To meet net-zero targets, the CO2 capture rate should be as high as economically viable and as close to 100% as technically possible. However …
A capture rate of 100% is very challenging with an absorption-based system and residual emissions will need to be indirectly captured by CDR. The economic viability will further limit the capture rate to the range of 90–99%. In other words, it would be easier to recover that final one percent from air, as opposed to trying to capture it directly from the processed flue gas. In this context, it is imperative to be clear that the use of indirect capture via CDR to deliver net-zero emissions is not an alternative to mitigation. Rather, it is an integrally co-deployed technology to deliver net-zero in an affordable way.
MacDowell et al, Beyond 90% capture: Possible, but at what cost?, International Journal of Greenhouse Gas Control, February 2021
This call for “co-deployment” of carbon capture and carbon removal technologies is, in my view, a welcome development.
Moreover, given that it is increasingly likely that atmospheric CDR will need to be scaled up post-2050 to deliver a globally net-negative paradigm, this approach of early co-deployment will help bootstrap the creation of this new industry.
MacDowell et al, Beyond 90% capture: Possible, but at what cost?, International Journal of Greenhouse Gas Control, February 2021
Why not stop combusting fossil fuels?
There is of course a strong argument to make here for all flavors of renewable and nuclear energy. But there is also a recent trend towards new fossil-based technologies that omit the CO2 emissions.
Net Power recently announced that it has four power plants under construction using the Allam-Fetvedt Cycle, which employs pure, supercritical CO2 from natural gas as the working fluid (instead of steam) to drive a turbine. As a result, in theory, all of the CO2 can be captured and sequestered (in practice, I am not aware of any information regarding expected levels of CO2 slip or other life-cycle emissions). As we wrote in February 2019, the company has proposed co-production of hydrogen and ammonia using this process.

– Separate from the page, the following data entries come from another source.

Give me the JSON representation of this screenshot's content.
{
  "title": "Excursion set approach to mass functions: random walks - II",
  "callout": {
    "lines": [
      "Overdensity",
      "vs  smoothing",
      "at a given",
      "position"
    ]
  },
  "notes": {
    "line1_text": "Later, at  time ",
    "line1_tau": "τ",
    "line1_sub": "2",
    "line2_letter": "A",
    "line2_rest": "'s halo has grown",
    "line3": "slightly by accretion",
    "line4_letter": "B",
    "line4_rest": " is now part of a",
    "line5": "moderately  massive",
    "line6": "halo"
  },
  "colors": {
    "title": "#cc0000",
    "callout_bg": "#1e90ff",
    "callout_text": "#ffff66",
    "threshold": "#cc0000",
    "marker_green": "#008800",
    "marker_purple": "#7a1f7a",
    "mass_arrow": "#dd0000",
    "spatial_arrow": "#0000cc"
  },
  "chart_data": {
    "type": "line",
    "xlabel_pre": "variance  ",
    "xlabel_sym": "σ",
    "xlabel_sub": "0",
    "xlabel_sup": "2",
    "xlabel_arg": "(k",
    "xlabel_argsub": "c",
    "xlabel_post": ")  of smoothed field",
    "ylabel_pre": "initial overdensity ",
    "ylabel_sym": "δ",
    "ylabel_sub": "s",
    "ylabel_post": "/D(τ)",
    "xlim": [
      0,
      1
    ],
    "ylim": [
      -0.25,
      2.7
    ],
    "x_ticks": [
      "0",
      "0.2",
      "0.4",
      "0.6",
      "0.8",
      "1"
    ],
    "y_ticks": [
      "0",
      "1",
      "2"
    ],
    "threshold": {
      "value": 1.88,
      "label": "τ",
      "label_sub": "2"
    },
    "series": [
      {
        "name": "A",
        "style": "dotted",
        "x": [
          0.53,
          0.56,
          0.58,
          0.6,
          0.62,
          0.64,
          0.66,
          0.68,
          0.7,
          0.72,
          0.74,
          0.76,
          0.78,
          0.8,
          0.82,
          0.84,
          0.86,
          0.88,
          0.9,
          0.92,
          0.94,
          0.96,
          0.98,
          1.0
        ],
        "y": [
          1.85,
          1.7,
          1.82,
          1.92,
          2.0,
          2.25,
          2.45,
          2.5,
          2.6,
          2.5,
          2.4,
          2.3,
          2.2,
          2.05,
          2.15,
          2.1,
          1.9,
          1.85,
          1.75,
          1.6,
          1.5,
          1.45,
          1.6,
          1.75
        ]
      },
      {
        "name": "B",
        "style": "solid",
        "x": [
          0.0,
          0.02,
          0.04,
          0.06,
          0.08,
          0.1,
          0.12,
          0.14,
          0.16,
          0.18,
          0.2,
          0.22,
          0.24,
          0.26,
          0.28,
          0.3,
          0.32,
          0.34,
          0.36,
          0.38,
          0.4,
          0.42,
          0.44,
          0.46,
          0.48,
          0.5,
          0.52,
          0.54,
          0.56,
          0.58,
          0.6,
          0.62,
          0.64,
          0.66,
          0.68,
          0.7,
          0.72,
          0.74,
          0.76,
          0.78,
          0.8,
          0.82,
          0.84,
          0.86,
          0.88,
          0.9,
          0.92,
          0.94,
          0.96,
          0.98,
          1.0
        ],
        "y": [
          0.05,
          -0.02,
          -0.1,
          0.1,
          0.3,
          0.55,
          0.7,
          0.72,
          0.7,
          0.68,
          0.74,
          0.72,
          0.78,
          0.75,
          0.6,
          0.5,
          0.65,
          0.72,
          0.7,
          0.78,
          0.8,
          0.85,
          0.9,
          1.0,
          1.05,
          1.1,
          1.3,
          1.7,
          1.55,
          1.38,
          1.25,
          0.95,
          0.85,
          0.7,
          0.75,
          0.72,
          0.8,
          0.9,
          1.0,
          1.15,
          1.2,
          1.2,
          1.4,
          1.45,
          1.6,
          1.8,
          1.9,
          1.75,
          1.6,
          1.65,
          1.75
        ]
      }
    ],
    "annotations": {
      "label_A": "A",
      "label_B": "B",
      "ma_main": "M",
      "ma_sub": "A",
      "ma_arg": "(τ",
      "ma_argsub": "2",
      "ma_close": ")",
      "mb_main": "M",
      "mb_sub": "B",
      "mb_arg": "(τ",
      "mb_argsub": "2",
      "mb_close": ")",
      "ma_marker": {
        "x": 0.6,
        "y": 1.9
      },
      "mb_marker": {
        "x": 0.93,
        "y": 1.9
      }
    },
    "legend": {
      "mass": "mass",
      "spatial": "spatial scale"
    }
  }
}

Methane pyrolysis, a technology that produces solid carbon instead of CO2 from natural gas, is another potential contributor to a fossil-fueled net-zero future. As always, residual life-cycle emissions (eg, upstream methane slip) must be addressed but eliminating these emissions is increasingly a fundamental business position. This much was demonstrated by Monolith Materials’ recent announcement with Nebraska Public Power District regarding purchasing renewable power for its $1 billion expansion — making a single ammonia plant the largest electricity consumer in Nebraska, and all of it renewable.
And, of course, for the power sector, eliminating CO2 emissions completely will be significantly easier when the fuel molecule no longer contains carbon — even Net Power will have to do something with all of its pure CO2. As Japanese power producer JERA announced in October 2020, its net-zero target is supported by a technology roadmap that begins with co-firing coal and ammonia (in an 80:20 ratio by energy content) and over time replaces coal-fired boilers with 100% ammonia-fired turbines. As stated last month in METI’s new Green Growth Strategy, the 20 million tons per year of ammonia required to co-fire its fleet of 40 coal-powered plants would increase to 100 million tons per year if ammonia were to be deployed as a mono-fuel at the same scale.
For ammonia to make sense as a net-zero solution for power generation, or any application, we must of course eliminate 100% of the emissions from ammonia production. And to achieve this, as this new paper demonstrates, emissions that cannot be captured directly must be captured indirectly.